I couldn't tell if this book was purposely trying to be cool or not. I definitely didn't get a hipster vibe from the tone of the characters, unsurprisingly because both Colin and Hassan are slightly socially inept: still you get the sense deep down that Green was trying to work the nerd chic angle here. He couldn't make his characters without a shred of hope, otherwise even nerdy kids wouldn't want to read it. It is certainly interesting to see the balance the characters strike between nerdyness without hope and nerdyness that promises to become more.
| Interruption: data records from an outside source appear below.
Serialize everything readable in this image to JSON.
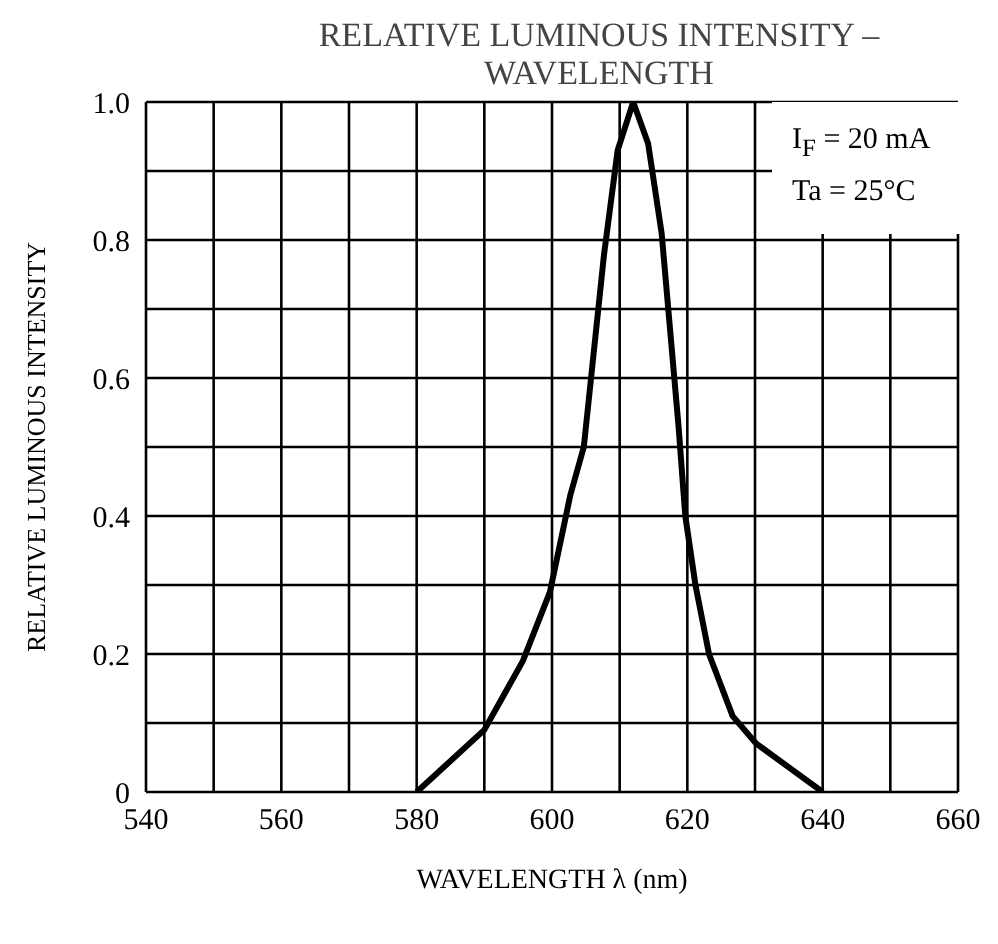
{
  "chart_data": {
    "type": "line",
    "title": "RELATIVE LUMINOUS INTENSITY –\nWAVELENGTH",
    "xlabel": "WAVELENGTH  λ  (nm)",
    "ylabel": "RELATIVE LUMINOUS INTENSITY",
    "annotations": [
      "I$_{F}$ = 20 mA",
      "Ta = 25°C"
    ],
    "x": [
      580,
      590,
      595.7,
      599.7,
      602.7,
      604.7,
      607.7,
      609.7,
      612,
      614.2,
      616.2,
      618.7,
      619.7,
      621.2,
      623.2,
      626.7,
      630.2,
      640
    ],
    "series": [
      {
        "color": "#000000",
        "values": [
          0,
          0.09,
          0.19,
          0.29,
          0.43,
          0.5,
          0.78,
          0.93,
          1.0,
          0.94,
          0.81,
          0.53,
          0.4,
          0.3,
          0.2,
          0.11,
          0.07,
          0
        ]
      }
    ],
    "xlim": [
      540,
      660
    ],
    "xticks": [
      540,
      {
        "value": 550,
        "label": null
      },
      560,
      {
        "value": 570,
        "label": null
      },
      580,
      {
        "value": 590,
        "label": null
      },
      600,
      {
        "value": 610,
        "label": null
      },
      620,
      {
        "value": 630,
        "label": null
      },
      640,
      {
        "value": 650,
        "label": null
      },
      660
    ],
    "ylim": [
      0,
      1.0
    ],
    "yticks": [
      {
        "value": 0,
        "label": "0"
      },
      {
        "value": 0.1,
        "label": null
      },
      {
        "value": 0.2,
        "label": "0.2"
      },
      {
        "value": 0.3,
        "label": null
      },
      {
        "value": 0.4,
        "label": "0.4"
      },
      {
        "value": 0.5,
        "label": null
      },
      {
        "value": 0.6,
        "label": "0.6"
      },
      {
        "value": 0.7,
        "label": null
      },
      {
        "value": 0.8,
        "label": "0.8"
      },
      {
        "value": 0.9,
        "label": null
      },
      {
        "value": 1.0,
        "label": "1.0"
      }
    ],
    "grid": true,
    "line_style": "solid",
    "marker": "none"
  }
}
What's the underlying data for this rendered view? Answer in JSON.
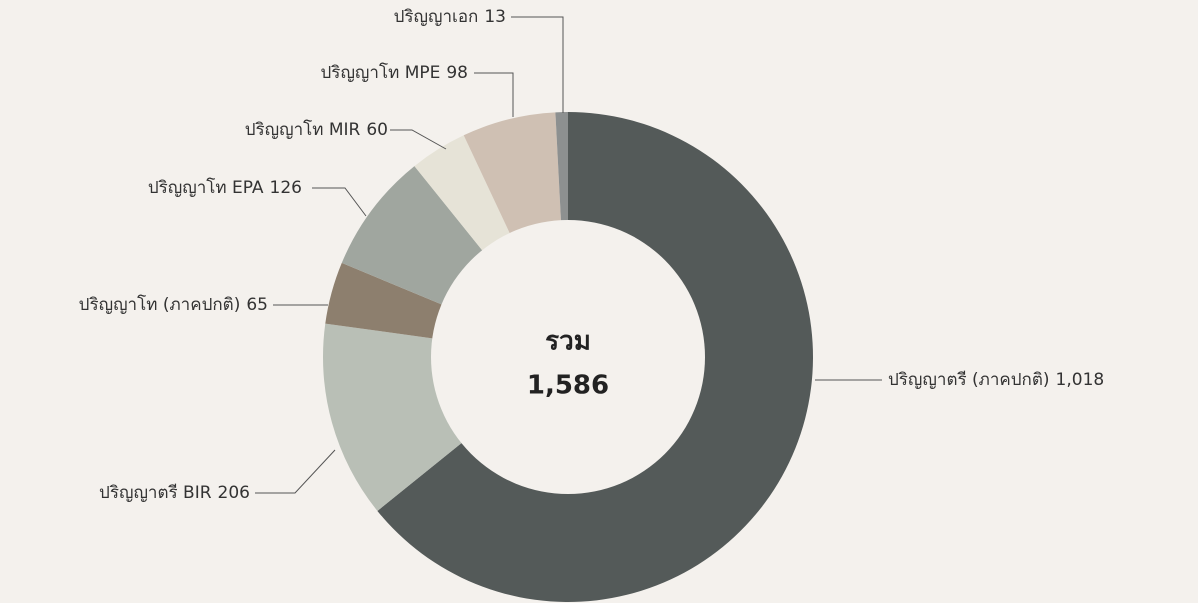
{
  "chart_data": {
    "type": "donut",
    "categories": [
      "ปริญญาตรี (ภาคปกติ)",
      "ปริญญาตรี BIR",
      "ปริญญาโท (ภาคปกติ)",
      "ปริญญาโท EPA",
      "ปริญญาโท MIR",
      "ปริญญาโท MPE",
      "ปริญญาเอก"
    ],
    "values": [
      1018,
      206,
      65,
      126,
      60,
      98,
      13
    ],
    "value_labels": [
      "1,018",
      "206",
      "65",
      "126",
      "60",
      "98",
      "13"
    ],
    "colors": [
      "#545a59",
      "#b9bfb6",
      "#8d7f6e",
      "#a0a69f",
      "#e6e3d7",
      "#cfc0b3",
      "#8d9090"
    ],
    "center_title": "รวม",
    "center_total": "1,586"
  }
}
On the other hand, Colin's constant thought and conversation tangents were half amusing, half down right annoying. However I must stress this one thing. I did not believe for ONE minute that the kids in Gutshot would let Lindsey go from freak of the week to a member of the in-crowd. I'm from a small town myself and sorry John Green but that just does not happen. Ever. Furthermore Lindsey was your stereotypical nerd boys wet dream: a hot girl who used to be nerdy once upon a time and secretly has a thing for skinny nerd boys like Colin. Why is it that in teen movies and books the nerdy girl has to be a "hot" nerdy girl? Can't she ever just be plain or so-so, or unconventionally beautiful? I felt like it sent a message that its okay to embrace your nerdyness if you're female, but only if you're pretty too. Ugh.